Despite these evidences, the functional significance of MR redox signalosomes is still not fully understood. Based on the findings discussed above, it is proposed that the formation of MR redox signalosomes may importantly contribute to the normal regulation of endothelial function and to endothelial dysfunction associated with various death receptor agonists. Given that various death receptor agonists, such as FasL or TNF-α, are importantly involved in the pathogenesis of different vascular diseases such as atherosclerosis, hypertension, diabetic vasculopathy and ischemia-reperfusion injury, the formation of these redox signalosomes on the membrane of ECs in response to activation of death receptors may also be implicated in the development of these diseases.

Conclusion

This review has presented the existing information on MRs-associated redox signalosome formation and their functional relevance, particularly in ECs. As depicted in Figure 1, when death factors bind to their receptors on individual MRs, ASMase translocated from lysosomes or lysosome-like vesicles are activated to produce ceramide from sphingomyelin, resulting in the formation of a number of ceramide-enriched membrane signalling platforms in the cell membrane. In these platforms, Nox sub-units, such as gp91^phox and p47^phox, are recruited and other molecules aggregated to form MR redox signalosomes, a multiple protein complex in the cell membrane.
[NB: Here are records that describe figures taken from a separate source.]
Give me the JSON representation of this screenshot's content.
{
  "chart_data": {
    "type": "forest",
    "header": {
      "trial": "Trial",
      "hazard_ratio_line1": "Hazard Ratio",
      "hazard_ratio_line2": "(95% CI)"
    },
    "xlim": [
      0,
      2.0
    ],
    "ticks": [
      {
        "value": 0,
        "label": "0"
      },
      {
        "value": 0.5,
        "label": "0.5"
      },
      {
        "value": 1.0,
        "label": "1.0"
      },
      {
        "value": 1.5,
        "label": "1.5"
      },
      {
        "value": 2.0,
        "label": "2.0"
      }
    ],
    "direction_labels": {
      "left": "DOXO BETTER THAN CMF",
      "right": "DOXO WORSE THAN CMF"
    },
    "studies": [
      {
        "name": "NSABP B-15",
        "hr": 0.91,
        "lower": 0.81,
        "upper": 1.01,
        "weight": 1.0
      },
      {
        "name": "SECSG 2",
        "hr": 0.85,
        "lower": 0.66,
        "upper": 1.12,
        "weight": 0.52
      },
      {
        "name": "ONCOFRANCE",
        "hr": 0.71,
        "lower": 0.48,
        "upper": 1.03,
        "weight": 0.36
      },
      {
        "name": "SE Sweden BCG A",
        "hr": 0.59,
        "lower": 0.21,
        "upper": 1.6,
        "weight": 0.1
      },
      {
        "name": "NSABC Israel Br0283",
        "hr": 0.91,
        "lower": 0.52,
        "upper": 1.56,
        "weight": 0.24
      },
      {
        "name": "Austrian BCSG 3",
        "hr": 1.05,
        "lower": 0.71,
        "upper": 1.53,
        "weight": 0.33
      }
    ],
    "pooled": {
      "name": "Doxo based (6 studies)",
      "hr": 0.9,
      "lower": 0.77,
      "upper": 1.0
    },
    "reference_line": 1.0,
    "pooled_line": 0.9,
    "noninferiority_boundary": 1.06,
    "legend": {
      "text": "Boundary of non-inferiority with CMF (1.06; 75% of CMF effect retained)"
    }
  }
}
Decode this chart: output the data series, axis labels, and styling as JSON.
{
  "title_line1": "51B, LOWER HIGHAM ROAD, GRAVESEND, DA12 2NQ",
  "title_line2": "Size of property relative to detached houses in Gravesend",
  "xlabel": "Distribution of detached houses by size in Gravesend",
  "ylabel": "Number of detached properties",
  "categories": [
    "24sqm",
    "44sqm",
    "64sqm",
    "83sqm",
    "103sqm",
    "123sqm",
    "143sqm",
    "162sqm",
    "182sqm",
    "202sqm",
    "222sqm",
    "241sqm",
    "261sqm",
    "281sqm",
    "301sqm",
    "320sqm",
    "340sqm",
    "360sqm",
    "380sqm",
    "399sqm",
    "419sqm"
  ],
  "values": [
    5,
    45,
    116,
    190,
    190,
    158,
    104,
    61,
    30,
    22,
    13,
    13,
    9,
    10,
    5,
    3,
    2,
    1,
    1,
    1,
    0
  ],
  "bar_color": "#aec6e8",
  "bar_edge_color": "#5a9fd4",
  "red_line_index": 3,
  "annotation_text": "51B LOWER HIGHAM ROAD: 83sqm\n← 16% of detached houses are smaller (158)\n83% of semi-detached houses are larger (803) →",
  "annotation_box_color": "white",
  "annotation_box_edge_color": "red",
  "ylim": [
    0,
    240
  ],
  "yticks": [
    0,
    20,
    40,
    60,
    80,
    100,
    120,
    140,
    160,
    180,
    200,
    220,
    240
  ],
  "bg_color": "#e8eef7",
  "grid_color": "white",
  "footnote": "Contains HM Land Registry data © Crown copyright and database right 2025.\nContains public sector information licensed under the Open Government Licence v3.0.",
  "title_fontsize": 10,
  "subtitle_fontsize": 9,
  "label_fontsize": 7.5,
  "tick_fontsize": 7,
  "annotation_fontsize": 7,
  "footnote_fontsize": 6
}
Such MR redox signalosomes possess activated Nox and related molecules to promote production of O₂^·−. O₂^·− or ROS in turn exert a feed-forward action to enhance MR clustering, forming positive amplifications. All these together constitute a redox signalling network resulting in cell dysfunction and even death. Considering the wide involvement of death factors in diseases, new therapeutic strategies targeting MR redox signalling can be expected for the prevention or treatment of multiple vascular diseases, such as atherosclerosis, hypertension and ischemia-reperfusion injury. In addition, more studies on the functional relevance and the pathophysiological implications of these MR redox signalosomes in diseased conditions are imperative at the whole animal level or in human diseases.

Figure 1.

Formation and function of MR redox signalosomes in response to death factors in endothelial cells. When death factors, such as FasL, bind to their receptors on individual MRs, lysosomes are driven to fuse to the cell membrane through SNARE proteins. Then, acid sphingomyelinase is released to produce ceramide from sphingomyelin to form a number of membrane signalling platforms, in which acid sphingomyelinase, SNARE proteins and Nox sub-units, such as gp91^phox and p47^phox, are aggregated and activated, producing O₂^·−. O₂^·− may feed-forward to enhance MR clustering, forming positive amplifications. All these together constitute a redox signalling network or signalosome, resulting in endothelial dysfunction and impairment of endothelium-dependent vasodilation in coronary arteries. ASM: acid sphingomyelinase; SNARE: soluble N-ethylmaleimide-sensitive factor attachment protein receptor; MR: Membrane raft.